Investors involved in transactions worth more than Rs 500,000 will need to provide bio-metric identification while for others, PAN numbers will do for now. Eventually, all investors would be required to provide bio-metric identification, Sebi chairman M Damodaran said.
In an announcement after Sebi's 101st board meeting, Damodaran also permitted mutual funds to bring out gold exchange traded funds and pitched for optional rating of IPOs.
He also increased the position limit on derivatives and introduced refunds on public-issues through the Reserve Bank of India's electronic clearing scheme.
Companies will also have the facility of single-filing of results for the Bombay Stock Exchange, the National Stock Exchange and Sebi. The regulator, however, has not allowed any extension of deadline to ensure companies strictly comply with the provisions of the listing norms.
Describing the changes as moves made to cope with the changed circumstances of the Indian market, Damodaran pointed out that the institution itself would have to be re-engineered to "attract good people" and retain them.
"We have tried to increase market efficiency as people are going abroad to raise money (due to the tedious regulations here) when they can do it here," he explained.
One of the measures taken to ease the process of raising capital is the removal of disclosure statements by companies going in for subsequent public offers or issuance of other market-instruments to raise cash.
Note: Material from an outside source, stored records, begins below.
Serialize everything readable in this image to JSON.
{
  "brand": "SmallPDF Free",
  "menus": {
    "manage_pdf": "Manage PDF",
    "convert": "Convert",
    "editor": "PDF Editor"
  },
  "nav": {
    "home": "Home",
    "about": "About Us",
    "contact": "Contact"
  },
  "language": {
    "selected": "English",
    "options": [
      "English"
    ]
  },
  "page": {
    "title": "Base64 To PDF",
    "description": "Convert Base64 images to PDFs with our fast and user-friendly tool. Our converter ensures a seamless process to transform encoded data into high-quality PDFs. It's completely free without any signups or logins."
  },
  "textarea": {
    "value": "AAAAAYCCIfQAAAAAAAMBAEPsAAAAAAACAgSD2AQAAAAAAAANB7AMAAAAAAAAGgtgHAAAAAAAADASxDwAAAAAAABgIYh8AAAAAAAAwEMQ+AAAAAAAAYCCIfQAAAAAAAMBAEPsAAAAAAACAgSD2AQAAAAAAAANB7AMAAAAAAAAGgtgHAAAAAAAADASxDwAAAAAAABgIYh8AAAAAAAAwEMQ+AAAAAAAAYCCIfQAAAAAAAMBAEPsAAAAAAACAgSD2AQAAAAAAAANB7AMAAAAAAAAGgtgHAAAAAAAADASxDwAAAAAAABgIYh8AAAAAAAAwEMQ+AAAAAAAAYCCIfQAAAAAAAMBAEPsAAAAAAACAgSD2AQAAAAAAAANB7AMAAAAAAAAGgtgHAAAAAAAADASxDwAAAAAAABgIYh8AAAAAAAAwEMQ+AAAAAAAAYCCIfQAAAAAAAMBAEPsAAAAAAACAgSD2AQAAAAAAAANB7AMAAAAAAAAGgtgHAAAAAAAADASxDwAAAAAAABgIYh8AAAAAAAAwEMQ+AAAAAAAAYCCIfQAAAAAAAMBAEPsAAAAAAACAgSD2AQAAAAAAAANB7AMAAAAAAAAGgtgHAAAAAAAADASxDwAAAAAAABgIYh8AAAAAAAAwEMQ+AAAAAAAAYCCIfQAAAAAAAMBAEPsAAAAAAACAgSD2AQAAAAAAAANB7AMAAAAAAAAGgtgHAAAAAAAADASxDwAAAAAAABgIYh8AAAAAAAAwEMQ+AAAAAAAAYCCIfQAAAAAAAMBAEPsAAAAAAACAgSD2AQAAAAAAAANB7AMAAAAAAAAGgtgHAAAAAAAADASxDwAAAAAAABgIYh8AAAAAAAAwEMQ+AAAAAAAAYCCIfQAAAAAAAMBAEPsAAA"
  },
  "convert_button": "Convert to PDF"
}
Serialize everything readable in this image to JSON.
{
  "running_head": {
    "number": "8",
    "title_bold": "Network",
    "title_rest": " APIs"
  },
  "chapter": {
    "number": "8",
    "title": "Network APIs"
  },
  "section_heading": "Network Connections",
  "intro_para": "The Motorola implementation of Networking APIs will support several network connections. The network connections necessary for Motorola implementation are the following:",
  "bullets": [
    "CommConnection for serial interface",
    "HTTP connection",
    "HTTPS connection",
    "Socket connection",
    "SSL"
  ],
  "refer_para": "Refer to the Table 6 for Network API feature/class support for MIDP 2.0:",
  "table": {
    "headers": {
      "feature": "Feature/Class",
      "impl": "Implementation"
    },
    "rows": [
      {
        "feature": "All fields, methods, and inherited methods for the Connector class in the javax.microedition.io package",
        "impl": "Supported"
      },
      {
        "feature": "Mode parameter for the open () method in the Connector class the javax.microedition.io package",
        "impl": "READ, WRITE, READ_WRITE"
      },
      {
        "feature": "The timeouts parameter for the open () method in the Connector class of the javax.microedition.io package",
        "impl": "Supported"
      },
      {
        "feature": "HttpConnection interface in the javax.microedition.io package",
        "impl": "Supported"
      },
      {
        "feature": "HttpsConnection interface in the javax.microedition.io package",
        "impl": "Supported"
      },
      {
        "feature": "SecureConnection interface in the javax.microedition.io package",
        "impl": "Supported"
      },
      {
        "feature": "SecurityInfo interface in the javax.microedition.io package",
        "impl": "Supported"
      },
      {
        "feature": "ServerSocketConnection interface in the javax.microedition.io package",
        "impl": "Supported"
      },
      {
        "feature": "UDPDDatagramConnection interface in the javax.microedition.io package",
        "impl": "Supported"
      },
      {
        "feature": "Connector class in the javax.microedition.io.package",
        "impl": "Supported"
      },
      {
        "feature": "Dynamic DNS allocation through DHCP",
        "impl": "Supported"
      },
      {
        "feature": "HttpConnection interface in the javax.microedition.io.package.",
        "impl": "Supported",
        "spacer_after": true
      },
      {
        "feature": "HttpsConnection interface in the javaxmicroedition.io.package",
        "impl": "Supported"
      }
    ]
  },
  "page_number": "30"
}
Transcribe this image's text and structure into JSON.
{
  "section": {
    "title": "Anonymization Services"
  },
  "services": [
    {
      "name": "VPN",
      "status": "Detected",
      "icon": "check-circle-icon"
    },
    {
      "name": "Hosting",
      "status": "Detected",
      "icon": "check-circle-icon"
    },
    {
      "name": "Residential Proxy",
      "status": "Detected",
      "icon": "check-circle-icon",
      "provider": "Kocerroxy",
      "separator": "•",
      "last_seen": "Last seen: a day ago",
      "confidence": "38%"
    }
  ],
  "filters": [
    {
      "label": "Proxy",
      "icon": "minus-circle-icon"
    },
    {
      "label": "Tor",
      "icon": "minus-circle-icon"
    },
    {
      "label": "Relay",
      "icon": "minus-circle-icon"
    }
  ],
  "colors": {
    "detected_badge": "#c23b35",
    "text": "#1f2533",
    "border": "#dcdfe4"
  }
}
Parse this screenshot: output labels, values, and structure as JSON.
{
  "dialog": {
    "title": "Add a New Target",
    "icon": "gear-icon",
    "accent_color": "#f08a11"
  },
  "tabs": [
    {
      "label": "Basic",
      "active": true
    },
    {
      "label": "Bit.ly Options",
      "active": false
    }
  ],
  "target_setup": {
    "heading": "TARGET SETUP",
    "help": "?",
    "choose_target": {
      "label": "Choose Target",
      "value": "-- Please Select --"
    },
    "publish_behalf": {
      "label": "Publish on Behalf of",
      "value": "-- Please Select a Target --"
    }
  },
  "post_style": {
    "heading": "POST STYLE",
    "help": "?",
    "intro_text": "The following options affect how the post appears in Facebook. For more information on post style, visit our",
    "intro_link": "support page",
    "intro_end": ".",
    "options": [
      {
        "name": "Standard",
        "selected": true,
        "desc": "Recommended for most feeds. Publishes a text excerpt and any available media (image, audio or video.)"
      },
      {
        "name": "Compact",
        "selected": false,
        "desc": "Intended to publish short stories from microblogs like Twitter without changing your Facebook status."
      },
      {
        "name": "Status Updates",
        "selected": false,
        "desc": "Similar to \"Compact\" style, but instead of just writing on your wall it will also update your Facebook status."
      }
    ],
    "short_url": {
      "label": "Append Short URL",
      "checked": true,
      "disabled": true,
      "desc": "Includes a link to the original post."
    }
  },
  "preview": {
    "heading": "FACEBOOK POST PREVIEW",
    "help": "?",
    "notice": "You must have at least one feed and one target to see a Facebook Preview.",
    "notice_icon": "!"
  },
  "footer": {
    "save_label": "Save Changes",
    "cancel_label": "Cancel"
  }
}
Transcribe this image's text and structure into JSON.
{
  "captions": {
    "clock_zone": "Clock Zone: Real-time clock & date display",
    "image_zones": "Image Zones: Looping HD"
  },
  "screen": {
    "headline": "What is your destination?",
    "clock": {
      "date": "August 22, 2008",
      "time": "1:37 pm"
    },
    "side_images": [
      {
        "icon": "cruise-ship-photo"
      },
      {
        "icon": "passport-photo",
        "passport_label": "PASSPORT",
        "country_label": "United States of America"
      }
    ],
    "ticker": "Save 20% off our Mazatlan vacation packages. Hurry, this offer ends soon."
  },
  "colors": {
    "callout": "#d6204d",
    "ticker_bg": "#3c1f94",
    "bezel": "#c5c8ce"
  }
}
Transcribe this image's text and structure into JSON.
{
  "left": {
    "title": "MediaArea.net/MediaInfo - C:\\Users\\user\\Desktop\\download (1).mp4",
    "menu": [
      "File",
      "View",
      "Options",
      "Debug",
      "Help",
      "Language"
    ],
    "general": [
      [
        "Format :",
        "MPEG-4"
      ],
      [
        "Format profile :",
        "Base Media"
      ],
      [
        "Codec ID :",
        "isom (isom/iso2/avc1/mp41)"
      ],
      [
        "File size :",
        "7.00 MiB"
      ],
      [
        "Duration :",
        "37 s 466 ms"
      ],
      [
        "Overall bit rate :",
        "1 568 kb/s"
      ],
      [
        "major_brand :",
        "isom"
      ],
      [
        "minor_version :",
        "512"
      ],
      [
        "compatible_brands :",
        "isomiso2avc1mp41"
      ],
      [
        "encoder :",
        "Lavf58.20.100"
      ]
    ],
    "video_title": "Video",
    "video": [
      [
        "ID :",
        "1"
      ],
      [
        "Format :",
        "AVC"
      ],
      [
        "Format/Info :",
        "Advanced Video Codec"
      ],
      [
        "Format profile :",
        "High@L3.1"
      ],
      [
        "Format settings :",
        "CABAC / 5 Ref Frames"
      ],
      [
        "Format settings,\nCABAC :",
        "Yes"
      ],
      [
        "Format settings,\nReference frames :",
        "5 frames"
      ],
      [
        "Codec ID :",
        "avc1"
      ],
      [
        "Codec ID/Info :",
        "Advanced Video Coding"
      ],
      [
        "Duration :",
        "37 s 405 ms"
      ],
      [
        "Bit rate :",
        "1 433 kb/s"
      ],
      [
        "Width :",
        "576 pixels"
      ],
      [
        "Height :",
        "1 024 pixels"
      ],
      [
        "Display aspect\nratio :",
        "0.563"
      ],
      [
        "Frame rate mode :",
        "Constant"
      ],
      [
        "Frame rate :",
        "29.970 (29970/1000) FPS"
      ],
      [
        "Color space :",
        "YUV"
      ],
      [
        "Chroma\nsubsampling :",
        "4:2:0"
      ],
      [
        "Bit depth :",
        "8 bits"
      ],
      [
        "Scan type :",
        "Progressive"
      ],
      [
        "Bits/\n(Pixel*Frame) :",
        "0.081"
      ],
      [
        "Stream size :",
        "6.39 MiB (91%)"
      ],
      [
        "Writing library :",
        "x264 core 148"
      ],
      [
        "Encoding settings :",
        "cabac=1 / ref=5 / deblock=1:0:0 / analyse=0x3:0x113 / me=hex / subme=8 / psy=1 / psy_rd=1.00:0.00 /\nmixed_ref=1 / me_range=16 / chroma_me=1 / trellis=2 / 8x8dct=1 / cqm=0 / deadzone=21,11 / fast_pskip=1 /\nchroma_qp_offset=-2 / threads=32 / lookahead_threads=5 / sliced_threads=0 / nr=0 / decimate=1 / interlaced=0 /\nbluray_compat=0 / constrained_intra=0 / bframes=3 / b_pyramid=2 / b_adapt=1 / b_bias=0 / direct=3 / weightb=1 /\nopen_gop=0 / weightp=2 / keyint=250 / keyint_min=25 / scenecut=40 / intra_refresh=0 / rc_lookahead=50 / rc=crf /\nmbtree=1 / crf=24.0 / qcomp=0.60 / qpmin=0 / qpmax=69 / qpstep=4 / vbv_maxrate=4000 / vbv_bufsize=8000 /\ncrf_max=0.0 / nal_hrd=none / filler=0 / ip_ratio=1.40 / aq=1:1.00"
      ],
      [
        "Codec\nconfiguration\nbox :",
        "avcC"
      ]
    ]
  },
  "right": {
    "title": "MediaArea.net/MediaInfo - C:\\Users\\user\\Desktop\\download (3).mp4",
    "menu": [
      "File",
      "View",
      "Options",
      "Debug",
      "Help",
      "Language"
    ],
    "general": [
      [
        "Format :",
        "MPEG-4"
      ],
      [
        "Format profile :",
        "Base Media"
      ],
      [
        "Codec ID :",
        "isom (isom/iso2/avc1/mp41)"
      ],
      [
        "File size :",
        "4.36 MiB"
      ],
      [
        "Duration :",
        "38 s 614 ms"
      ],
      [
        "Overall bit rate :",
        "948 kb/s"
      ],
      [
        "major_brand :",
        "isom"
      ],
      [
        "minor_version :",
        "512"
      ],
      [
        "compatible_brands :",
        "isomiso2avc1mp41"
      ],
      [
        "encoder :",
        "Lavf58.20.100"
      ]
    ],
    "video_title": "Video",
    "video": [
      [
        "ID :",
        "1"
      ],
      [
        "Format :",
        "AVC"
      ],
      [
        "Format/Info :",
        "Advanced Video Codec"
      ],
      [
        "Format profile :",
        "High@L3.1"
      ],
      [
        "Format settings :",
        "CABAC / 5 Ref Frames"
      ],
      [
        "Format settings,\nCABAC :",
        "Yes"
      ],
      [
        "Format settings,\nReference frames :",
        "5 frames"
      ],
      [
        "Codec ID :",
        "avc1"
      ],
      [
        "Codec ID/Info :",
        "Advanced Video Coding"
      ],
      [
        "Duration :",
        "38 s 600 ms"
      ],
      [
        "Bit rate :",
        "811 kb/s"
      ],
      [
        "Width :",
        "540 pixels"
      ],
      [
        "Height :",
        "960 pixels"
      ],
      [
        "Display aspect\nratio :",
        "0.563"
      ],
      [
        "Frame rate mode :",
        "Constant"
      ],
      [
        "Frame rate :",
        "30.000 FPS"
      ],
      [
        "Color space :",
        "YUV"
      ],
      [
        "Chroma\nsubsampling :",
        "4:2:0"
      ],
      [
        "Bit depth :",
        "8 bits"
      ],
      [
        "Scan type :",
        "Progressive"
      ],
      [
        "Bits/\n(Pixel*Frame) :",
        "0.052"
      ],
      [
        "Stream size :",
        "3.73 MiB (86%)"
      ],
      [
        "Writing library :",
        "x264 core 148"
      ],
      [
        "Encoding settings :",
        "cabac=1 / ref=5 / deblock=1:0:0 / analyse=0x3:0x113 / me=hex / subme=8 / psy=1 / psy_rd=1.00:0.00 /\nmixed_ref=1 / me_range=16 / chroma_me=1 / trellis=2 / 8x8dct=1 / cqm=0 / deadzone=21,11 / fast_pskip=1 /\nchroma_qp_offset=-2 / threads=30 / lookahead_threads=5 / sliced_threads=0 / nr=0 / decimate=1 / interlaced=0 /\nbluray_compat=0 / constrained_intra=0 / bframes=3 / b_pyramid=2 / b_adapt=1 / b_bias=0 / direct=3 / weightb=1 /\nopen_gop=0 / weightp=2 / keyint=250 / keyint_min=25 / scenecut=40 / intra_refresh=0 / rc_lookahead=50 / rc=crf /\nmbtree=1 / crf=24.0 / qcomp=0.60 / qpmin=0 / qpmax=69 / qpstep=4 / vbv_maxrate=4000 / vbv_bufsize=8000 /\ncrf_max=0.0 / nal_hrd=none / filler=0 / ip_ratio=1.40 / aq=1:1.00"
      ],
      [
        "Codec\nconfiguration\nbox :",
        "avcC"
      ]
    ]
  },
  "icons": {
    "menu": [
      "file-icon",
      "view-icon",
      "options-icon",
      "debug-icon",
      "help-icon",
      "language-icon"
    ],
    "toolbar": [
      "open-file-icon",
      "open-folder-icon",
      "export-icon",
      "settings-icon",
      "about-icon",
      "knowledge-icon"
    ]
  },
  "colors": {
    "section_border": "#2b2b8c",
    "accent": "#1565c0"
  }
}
"Since these are known entities (through their IPOs) there is no need to repeat the entire process every time a company wants to raise Rs 200 crore (Rs 2 billion)," he said.
Pointing to the increasing popularity of the primary markets among companies seeking to raise capital, the regulator has mooted the idea of setting up an "investor fund" or making alternate arrangements to sponsor independent rating of companies approaching the market for funds.
According to the outlined plan, those companies that wish to be certified by recognised agencies will have the option of doing so, without having to foot the bill for the same.
Another step aimed at easing the IPO worries of retail investors is the shifting of issue-refunds from the cheque- or DD-based model to electronic fund transfer through the RBI's ECS.
Only investors in 15 cities in the country, where a system of interbank transfers is in place, will be benefited, while the refunds in other towns and cities will be transferred to the electronic form as and when the RBI extends its facility.
Sebi has also increased the maximum time period between two board meetings to 4 months from the current 3, though it is still mandatory for listed companies to have at least four board meetings a year.
It has also clarified that only reports pertaining to a company's financial matters need be put up for shareholders' approval and not necessarily all reports meant to exercise control over a firm's affairs.
It has also clarified that sitting fees paid to executive directors are not needed to be approved by shareholders.